We were very lucky to receive a (U.S. Department of Agriculture) Farm to School Grant for working with the National School District in National City. We were able to revitalize all their school gardens. Prior to the grant, we donated a few gardens and helped build a few gardens to ensure that every student has equal access to garden education. Once the grant was received, we partnered with Olive Gardens and Learning Center because they’re in National City and they’re also gardening and nutrition experts with a great working relationship with the National School District. With the grant, a new program being piloted in all schools is to staff garden educators and garden maintenance as separate, paid positions. With Olivewood, we have been able to model what we think is an ideal educational program for the garden, the outdoors and science. We could call National City a food desert and say, “Here, here are fresh zucchini, green beans, and fennel,” but we need to educate people on how to make those changes to be healthier. and how to use different foods. to make healthier versions of traditional and cultural meals. Olivewood excels in this area in National City, so they are perfect partners for us.

My philosophy is that education and food are two of the ways we show our children how much we appreciate them, so we are very happy to support the National School District.
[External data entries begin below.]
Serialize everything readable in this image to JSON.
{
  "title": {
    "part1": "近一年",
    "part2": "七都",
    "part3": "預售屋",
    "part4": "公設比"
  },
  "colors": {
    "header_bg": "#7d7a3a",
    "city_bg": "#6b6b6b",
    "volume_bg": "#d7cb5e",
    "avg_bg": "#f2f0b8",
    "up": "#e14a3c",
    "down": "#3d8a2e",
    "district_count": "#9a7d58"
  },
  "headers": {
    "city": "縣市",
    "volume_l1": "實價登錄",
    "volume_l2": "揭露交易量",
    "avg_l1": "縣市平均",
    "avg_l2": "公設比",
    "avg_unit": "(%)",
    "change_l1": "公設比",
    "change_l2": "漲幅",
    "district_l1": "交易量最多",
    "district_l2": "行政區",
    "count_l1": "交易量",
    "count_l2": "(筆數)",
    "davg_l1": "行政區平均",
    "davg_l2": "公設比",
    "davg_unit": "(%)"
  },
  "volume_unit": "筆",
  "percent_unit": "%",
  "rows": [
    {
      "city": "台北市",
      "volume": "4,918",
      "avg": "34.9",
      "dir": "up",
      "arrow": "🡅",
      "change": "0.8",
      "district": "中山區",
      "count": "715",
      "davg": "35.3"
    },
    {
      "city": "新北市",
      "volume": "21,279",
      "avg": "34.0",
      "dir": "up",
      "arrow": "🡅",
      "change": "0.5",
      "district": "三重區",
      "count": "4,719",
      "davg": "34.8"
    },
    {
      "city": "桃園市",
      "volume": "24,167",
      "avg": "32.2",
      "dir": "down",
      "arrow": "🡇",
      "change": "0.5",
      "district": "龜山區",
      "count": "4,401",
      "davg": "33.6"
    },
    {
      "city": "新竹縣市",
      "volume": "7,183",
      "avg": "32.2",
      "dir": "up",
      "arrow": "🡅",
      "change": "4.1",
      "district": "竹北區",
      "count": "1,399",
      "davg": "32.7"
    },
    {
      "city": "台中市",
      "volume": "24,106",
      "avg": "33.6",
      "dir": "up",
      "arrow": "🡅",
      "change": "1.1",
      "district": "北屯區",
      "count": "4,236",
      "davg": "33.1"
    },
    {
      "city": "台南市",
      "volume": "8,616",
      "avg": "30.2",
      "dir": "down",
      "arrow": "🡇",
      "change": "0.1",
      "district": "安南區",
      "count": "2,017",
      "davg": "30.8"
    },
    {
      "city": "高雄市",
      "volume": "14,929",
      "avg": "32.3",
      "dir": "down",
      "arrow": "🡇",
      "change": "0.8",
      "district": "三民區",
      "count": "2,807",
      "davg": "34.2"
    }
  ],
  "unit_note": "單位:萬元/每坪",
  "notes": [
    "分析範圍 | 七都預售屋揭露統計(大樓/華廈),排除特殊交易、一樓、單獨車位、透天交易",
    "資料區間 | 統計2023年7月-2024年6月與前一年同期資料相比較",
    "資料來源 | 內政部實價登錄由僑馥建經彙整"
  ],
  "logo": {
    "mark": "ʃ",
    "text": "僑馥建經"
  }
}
Having a high quality gardening education and growing healthy food is really important. Kids can see this and everything in the cafeteria, we want it to grow in their school garden so they can really see where their food is coming from.

Q: Why is this type of food justice work – closing that gap in access to healthier food – important to you?

A: My whole career has been inspired by having a child. I just can’t help it, if my child has access to the healthy foods I provide, I think every one of their peers should have access to that same quality of food. When I think about it, I’m very moved by this area of ​​inequality because it was relatively new for me to realize that when my son went to public school, not everyone had the same access to a healthy diet. I know that sounds really ignorant, but it just didn’t have the same impact. I firmly believe that if I have access to something, everyone should have access to it.

I think for many of us, it’s time to reflect and take responsibility for fixing what’s broken that our society and our country needs to fix. For me, it’s something I can help with because I have an area of ​​expertise in growing foods and I see the impact of growing foods, having and increasing the local food supply, and to have private and public spaces providing access to healthy food in order to eliminate food insecurity. I think we shouldn’t just be looking at our backyards to grow food, but our front lawns, side lawns, balconies, and public parks. We have a lot of answers, they’re pretty simple and they have real impact, so hopefully more people will embrace the culture of food as close to their plate as possible.